Ini adalah perbedaan yang mencolok dari apa yang dialami Nike selama sebagian besar dekade terakhir, di mana mereka pada dasarnya menggandakan pendapatan dari US$25 miliar pada 2013 menjadi lebih dari US$50 miliar saat ini. 

Meskipun penjualan tahunan menurun selama awal pandemi Covid pada 2020, pertumbuhannya luar biasa hingga kuartal terakhir ini.

Sekarang, para pemimpin Nike meminta kesabaran karena perusahaan berusaha mempercepat peluncuran franchise baru di kategori kebugaran dan gaya hidup pada paruh kedua tahun fiskal ini dan kemudian menghadirkan lebih banyak produk baru dalam beberapa tahun mendatang.

"Pemulihan sebesar ini membutuhkan waktu," kata Chief Financial Officer Matt Friend selama panggilan perusahaan dengan analis. Namun dia memperingatkan bahwa pergeseran lineup produk akan mengikis penjualan dalam jangka pendek.

Grafik revenue Nike dan Adidas. (Sumber: Bloomberg)

Laporan Nike dapat mendorong penurunan dua digit terhadap ekspektasi pendapatan analis untuk perusahaan tahun ini dan tahun depan, menurut analis James Grzinic dari Jefferies. Selain itu, era reaksi saham perusahaan sepatu Eropa yang mengikuti Nike sedang mengalami perubahan.

Adidas kini menjadi "merek olahraga pilihan bagi investor global" karena Nike dan Lululemon Athletica Inc. kehilangan momentum, kata Grzinic dalam sebuah catatan.

Penurunan yang dipicu oleh Nike meluas ke Asia selama perdagangan pada hari Jumat. Li Ning Co. turun sebanyak 3,5% sementara Anta Sports Products Ltd. turun 2,5%.

Penjualan di situs web, aplikasi, dan toko Nike turun 8% pada kuartal keempat fiskal perusahaan, meleset dari ekspektasi Wall Street.

Kelemahan dalam saluran penjualan Nike sendiri "mengejutkan dan menjadi alasan untuk khawatir, karena raksasa pakaian olahraga ini dapat membuat pelanggan utamanya menjauh karena kurangnya inovasi," kata analis Bloomberg Intelligence Poonam Goyal.

Eksekutif Nike menyalahkan perlambatan sebagian pada merek-merek gaya hidup, termasuk Air Force 1 dan Nike Dunks.
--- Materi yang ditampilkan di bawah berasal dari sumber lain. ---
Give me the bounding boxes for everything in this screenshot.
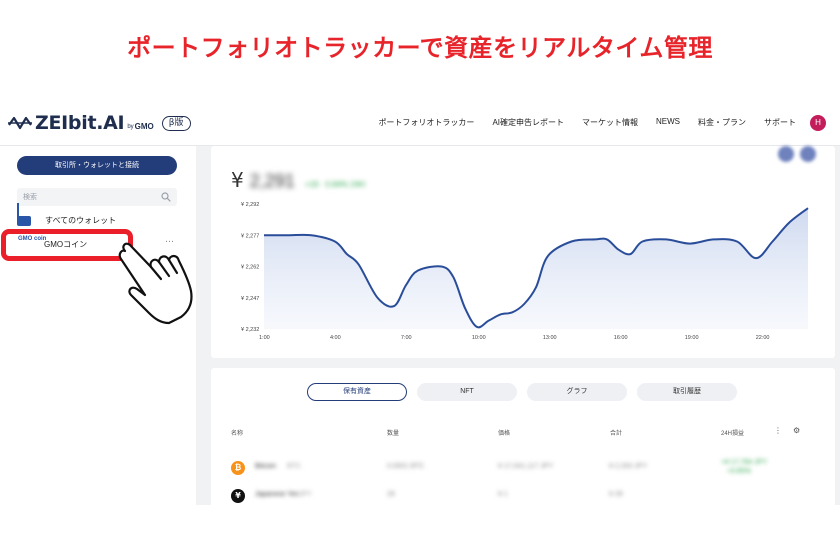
y-tick-label: ¥ 2,292 <box>241 202 259 208</box>
headline: ポートフォリオトラッカーで資産をリアルタイム管理 <box>127 34 713 62</box>
nav-news[interactable]: NEWS <box>656 117 680 128</box>
asset-quantity: 0.0001 BTC <box>387 463 425 470</box>
asset-ticker: JPY <box>299 491 312 498</box>
x-tick-label: 19:00 <box>685 335 699 341</box>
logo[interactable]: ZEIbit.AI by GMO β版 <box>8 112 191 134</box>
search-placeholder: 検索 <box>23 194 37 201</box>
col-total[interactable]: 合計 <box>610 428 622 437</box>
connect-exchange-button[interactable]: 取引所・ウォレットと接続 <box>17 156 177 175</box>
tab-transactions[interactable]: 取引履歴 <box>637 383 737 401</box>
asset-price: ¥ 17,041,117 JPY <box>498 463 554 470</box>
table-row[interactable]: ¥ Japanese Yen JPY 28 ¥ 1 ¥ 28 <box>231 487 821 505</box>
yen-icon: ¥ <box>231 489 245 503</box>
holdings-tabs: 保有資産 NFT グラフ 取引履歴 <box>307 383 737 401</box>
avatar[interactable]: H <box>810 115 826 131</box>
logo-text: ZEIbit.AI <box>35 112 125 134</box>
x-tick-label: 22:00 <box>756 335 770 341</box>
asset-total: ¥ 2,263 JPY <box>609 463 648 470</box>
column-menu-icon[interactable]: ⋮ <box>774 426 782 435</box>
y-tick-label: ¥ 2,262 <box>241 265 259 271</box>
tab-graph[interactable]: グラフ <box>527 383 627 401</box>
x-tick-label: 7:00 <box>401 335 412 341</box>
x-tick-label: 10:00 <box>472 335 486 341</box>
col-price[interactable]: 価格 <box>498 428 510 437</box>
x-tick-label: 1:00 <box>259 335 270 341</box>
asset-ticker: BTC <box>287 463 301 470</box>
filter-icon[interactable]: ⚙ <box>793 426 800 435</box>
nav-ai-tax-report[interactable]: AI確定申告レポート <box>492 117 564 128</box>
asset-quantity: 28 <box>387 491 395 498</box>
sidebar: 取引所・ウォレットと接続 検索 すべてのウォレット GMO coin GMOコイ… <box>0 146 196 505</box>
all-wallets-label: すべてのウォレット <box>45 216 117 225</box>
nav-pricing[interactable]: 料金・プラン <box>698 117 746 128</box>
wallet-icon <box>17 215 31 226</box>
highlight-box <box>1 229 133 261</box>
col-quantity[interactable]: 数量 <box>387 428 399 437</box>
x-tick-label: 13:00 <box>543 335 557 341</box>
top-nav: ZEIbit.AI by GMO β版 ポートフォリオトラッカー AI確定申告レ… <box>0 100 840 146</box>
asset-name: Japanese Yen <box>255 491 299 498</box>
nav-portfolio-tracker[interactable]: ポートフォリオトラッカー <box>378 117 474 128</box>
search-icon <box>161 192 171 202</box>
y-tick-label: ¥ 2,232 <box>241 327 259 333</box>
chart-card: ¥ 2,291 +19 · 0.84% 24H ¥ 2,292 ¥ 2,277 ¥ … <box>211 146 835 358</box>
price-chart[interactable]: ¥ 2,292 ¥ 2,277 ¥ 2,262 ¥ 2,247 ¥ 2,2321:00 4… <box>211 146 835 358</box>
zeibit-logo-icon <box>8 116 32 130</box>
app-window: ZEIbit.AI by GMO β版 ポートフォリオトラッカー AI確定申告レ… <box>0 100 840 505</box>
asset-total: ¥ 28 <box>609 491 623 498</box>
chart-area-fill <box>264 208 808 329</box>
table-row[interactable]: ₿ Bitcoin BTC 0.0001 BTC ¥ 17,041,117 JP… <box>231 459 821 477</box>
y-tick-label: ¥ 2,247 <box>241 296 259 302</box>
sidebar-item-all-wallets[interactable]: すべてのウォレット <box>17 215 116 226</box>
y-tick-label: ¥ 2,277 <box>241 233 259 239</box>
logo-by: by <box>127 124 134 130</box>
main-nav: ポートフォリオトラッカー AI確定申告レポート マーケット情報 NEWS 料金・… <box>378 117 796 128</box>
beta-badge: β版 <box>161 115 191 131</box>
col-24h-pnl[interactable]: 24H損益 <box>721 428 744 437</box>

Penjualan kategori ini turun untuk pertama kalinya sejak awal pandemi, ketika permintaan untuk pakaian kasual meningkat.

Pendapatan pada kuartal keempat turun 1,7% menjadi US$12,6 miliar, meleset dari rata-rata perkiraan analis. Anak perusahaan Converse, yang dikenal dengan sepatu Chuck Taylor, mengalami penurunan pendapatan yang signifikan sebesar 18% akibat penjualan yang lemah di Amerika Utara dan Eropa Barat.

Perlambatan pendapatan ini menambah urgensi upaya Nike untuk mempercepat pengembangan produk. Di tengah gelombang persaingan dari pendatang baru seperti On Holding AG dan sepatu lari Hoka dari Deckers Outdoor Corp, Nike berjanji untuk memprioritaskan olahraga, produk baru, dan mitra grosir.

“Kami juga tidak yakin bahwa pemulihan signifikan dalam segmen lari adalah kesimpulan yang pasti, mengingat persaingan yang kuat di sektor tersebut,” tulis analis Seaport Research Partners Mitch Kummetz dalam sebuah catatan kepada klien setelah hasil dirilis.